C’è bisogno di tornare a custodire la parola, per farla volare alta, verticale, senza dimenticare l’uomo. Come ci ricorda una poesia di Mario Luzi

Misuriamo spesso l’insufficienza delle nostre parole per descrivere quello che viviamo, quello che proviamo, quello che desideriamo.
Soprattutto misuriamo la distanza che separa il nostro ristretto parlare del Mistero di Dio e l’insondabilità di quel Mistero. La nostra parola è così limitata e circoscritta, perché insufficiente è anche la nostra comprensione del Mistero; infatti, sappiamo bene che la parola subisce lo scacco della sua debolezza nel momento in cui prova a “dire Dio”: forse è per questo che la testimonianza concreta è ben più efficace e credibile.

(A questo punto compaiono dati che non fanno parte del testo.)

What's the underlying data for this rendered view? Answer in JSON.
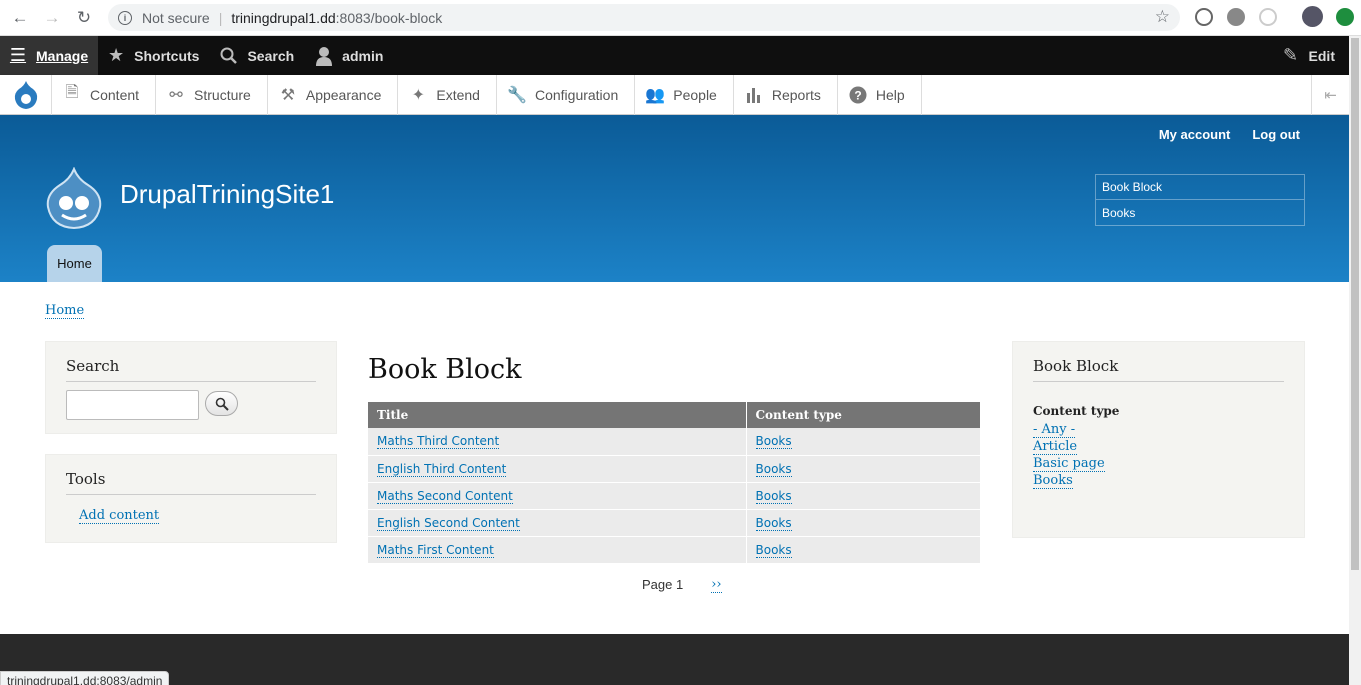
{
  "browser": {
    "security": "Not secure",
    "url_host": "triningdrupal1.dd",
    "url_rest": ":8083/book-block"
  },
  "toolbar": {
    "manage": "Manage",
    "shortcuts": "Shortcuts",
    "search": "Search",
    "user": "admin",
    "edit": "Edit"
  },
  "tray": {
    "items": [
      {
        "label": "Content",
        "icon": "file-icon"
      },
      {
        "label": "Structure",
        "icon": "sitemap-icon"
      },
      {
        "label": "Appearance",
        "icon": "paintbrush-icon"
      },
      {
        "label": "Extend",
        "icon": "puzzle-icon"
      },
      {
        "label": "Configuration",
        "icon": "wrench-icon"
      },
      {
        "label": "People",
        "icon": "people-icon"
      },
      {
        "label": "Reports",
        "icon": "bar-chart-icon"
      },
      {
        "label": "Help",
        "icon": "question-icon"
      }
    ]
  },
  "header": {
    "my_account": "My account",
    "log_out": "Log out",
    "site_name": "DrupalTriningSite1",
    "menu_block": [
      "Book Block",
      "Books"
    ],
    "home_tab": "Home"
  },
  "breadcrumb": "Home",
  "search_block": {
    "title": "Search"
  },
  "tools_block": {
    "title": "Tools",
    "link": "Add content"
  },
  "main": {
    "title": "Book Block",
    "columns": [
      "Title",
      "Content type"
    ],
    "rows": [
      [
        "Maths Third Content",
        "Books"
      ],
      [
        "English Third Content",
        "Books"
      ],
      [
        "Maths Second Content",
        "Books"
      ],
      [
        "English Second Content",
        "Books"
      ],
      [
        "Maths First Content",
        "Books"
      ]
    ],
    "pager_current": "Page 1",
    "pager_next": "››"
  },
  "facet_block": {
    "title": "Book Block",
    "label": "Content type",
    "options": [
      "- Any -",
      "Article",
      "Basic page",
      "Books"
    ]
  },
  "status_bar": "triningdrupal1.dd:8083/admin",
  "colors": {
    "header_top": "#0b5b97",
    "header_bottom": "#1c82c7",
    "link": "#0071b3",
    "toolbar": "#0f0f0f"
  }
}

Ma, ci assicura il Vangelo di oggi, c’è un momento in cui la nostra parola non sarà più nostra, un momento in cui essa non sarà più incerta, zoppicante, ma autentica, vera, salda. E quando ciò accadrà, non sarà per merito nostro, ma solo per grazia: perché nell’istante della ricapitolazione, avremo «lingua e sapienza», senza bisogna di allestire prima ragionamenti di difesa. Là, in quel momento, nudi nella nostra povertà, avremo il soffio dello Spirito, perché lo Spirito parla dove l’uomo diminuisce, e diminuendo sa fare posto al Verbo.

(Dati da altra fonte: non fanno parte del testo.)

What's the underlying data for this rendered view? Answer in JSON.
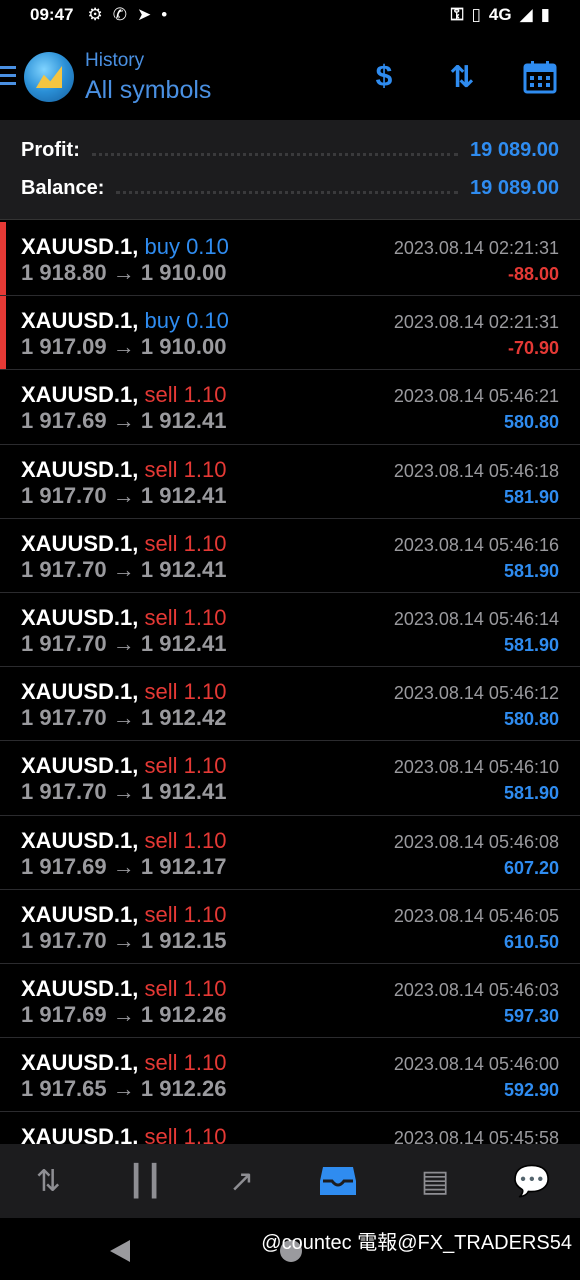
{
  "status": {
    "time": "09:47",
    "network": "4G"
  },
  "header": {
    "title": "History",
    "subtitle": "All symbols"
  },
  "summary": {
    "profit_label": "Profit:",
    "profit_value": "19 089.00",
    "balance_label": "Balance:",
    "balance_value": "19 089.00"
  },
  "deals": [
    {
      "symbol": "XAUUSD.1,",
      "type": "buy 0.10",
      "prices": "1 918.80 → 1 910.00",
      "time": "2023.08.14 02:21:31",
      "profit": "-88.00"
    },
    {
      "symbol": "XAUUSD.1,",
      "type": "buy 0.10",
      "prices": "1 917.09 → 1 910.00",
      "time": "2023.08.14 02:21:31",
      "profit": "-70.90"
    },
    {
      "symbol": "XAUUSD.1,",
      "type": "sell 1.10",
      "prices": "1 917.69 → 1 912.41",
      "time": "2023.08.14 05:46:21",
      "profit": "580.80"
    },
    {
      "symbol": "XAUUSD.1,",
      "type": "sell 1.10",
      "prices": "1 917.70 → 1 912.41",
      "time": "2023.08.14 05:46:18",
      "profit": "581.90"
    },
    {
      "symbol": "XAUUSD.1,",
      "type": "sell 1.10",
      "prices": "1 917.70 → 1 912.41",
      "time": "2023.08.14 05:46:16",
      "profit": "581.90"
    },
    {
      "symbol": "XAUUSD.1,",
      "type": "sell 1.10",
      "prices": "1 917.70 → 1 912.41",
      "time": "2023.08.14 05:46:14",
      "profit": "581.90"
    },
    {
      "symbol": "XAUUSD.1,",
      "type": "sell 1.10",
      "prices": "1 917.70 → 1 912.42",
      "time": "2023.08.14 05:46:12",
      "profit": "580.80"
    },
    {
      "symbol": "XAUUSD.1,",
      "type": "sell 1.10",
      "prices": "1 917.70 → 1 912.41",
      "time": "2023.08.14 05:46:10",
      "profit": "581.90"
    },
    {
      "symbol": "XAUUSD.1,",
      "type": "sell 1.10",
      "prices": "1 917.69 → 1 912.17",
      "time": "2023.08.14 05:46:08",
      "profit": "607.20"
    },
    {
      "symbol": "XAUUSD.1,",
      "type": "sell 1.10",
      "prices": "1 917.70 → 1 912.15",
      "time": "2023.08.14 05:46:05",
      "profit": "610.50"
    },
    {
      "symbol": "XAUUSD.1,",
      "type": "sell 1.10",
      "prices": "1 917.69 → 1 912.26",
      "time": "2023.08.14 05:46:03",
      "profit": "597.30"
    },
    {
      "symbol": "XAUUSD.1,",
      "type": "sell 1.10",
      "prices": "1 917.65 → 1 912.26",
      "time": "2023.08.14 05:46:00",
      "profit": "592.90"
    },
    {
      "symbol": "XAUUSD.1,",
      "type": "sell 1.10",
      "prices": "",
      "time": "2023.08.14 05:45:58",
      "profit": ""
    }
  ],
  "nav": {
    "items": [
      {
        "icon": "quotes-icon"
      },
      {
        "icon": "chart-icon"
      },
      {
        "icon": "trade-icon"
      },
      {
        "icon": "history-icon",
        "active": true
      },
      {
        "icon": "news-icon"
      },
      {
        "icon": "chat-icon"
      }
    ]
  },
  "watermark": "@countec 電報@FX_TRADERS54",
  "colors": {
    "accent": "#2f8cf0",
    "sell": "#e53935",
    "background": "#000000",
    "panel": "#1c1c1e"
  }
}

Forse, nelle nostre giornate, senza arrivare alle estreme situazioni, dovremmo tenerlo presente con più convinzione: se vogliamo far parlare lo Spirito, dovremmo imparare a silenziare i nostri ‘arguti ragionamenti’, le nostre ‘spiegazioni efficaci’, i nostri ‘imprescindibili discorsi’. Umiltà e sapienza, silenzio e profezia sono coppie di antica data.
E così la parola acquista forza, torna a volare alto, senza perdere il contatto con il concreto e senza diventare banale chiacchiericcio; una parola che conserva le sue potenzialità, che sprigiona forza e luce.

Ce lo ricorda Mario Luzi in Vola alta parola, un testo verticale e intenso, tratto da Per il battesimo dei nostri frammenti:

Vola alta, parola, cresci in profondità, 
tocca nadir e zenith della tua significazione,
giacché talvolta lo puoi – sogno che la cosa esclami
nel buio della mente –
però non separarti
da me, non arrivare,
ti prego, a quel celestiale appuntamento
da sola, senza il caldo di me
o almeno il mio ricordo, sii
luce, non disabitata trasparenza …

La cosa e la sua anima? O la mia e la sua sofferenza?

È richiesta una parola «alta», che richiama il latino altus, cioè una parola che sia “profonda” e al tempo stesso “alta”; una parola che sappia toccare “nadir” e “zenit”, ossia i due poli del verticale. È una parola, quella a cui si rivolge il poeta, che sappia percorrere la vetta o l’abisso, una parola che abbia il coraggio di essere veramente verticale, e non solo quietamente orizzontale. 
Ma ecco la preghiera dell’uomo: «Non arrivare / ti prego, a quel celestiale appuntamento / da sola, senza il caldo di me”. 
È una richiesta che oggi mi sembra molto attuale: la parola non deve dimenticare l’uomo, non può dimenticare l’uomo. Essa ha senso se abbraccia e solleva quell’uomo, non se lo dimentica. 
La parola deve essere luce e realtà, verità e umanità. Solo così potrà volare alta, solo così potrà diventare spazio di autenticità.

C’è bisogno di tornare a custodire le parole; c’è bisogno di ricordare che esse sono insufficienti, mancanti, incerte. 
C’è bisogno di ricordare che, per noi cristiani, la Parola vera è una, ed è incarnata, e non è la nostra: “Et Verbum caro factum est” (Gv 1, 14).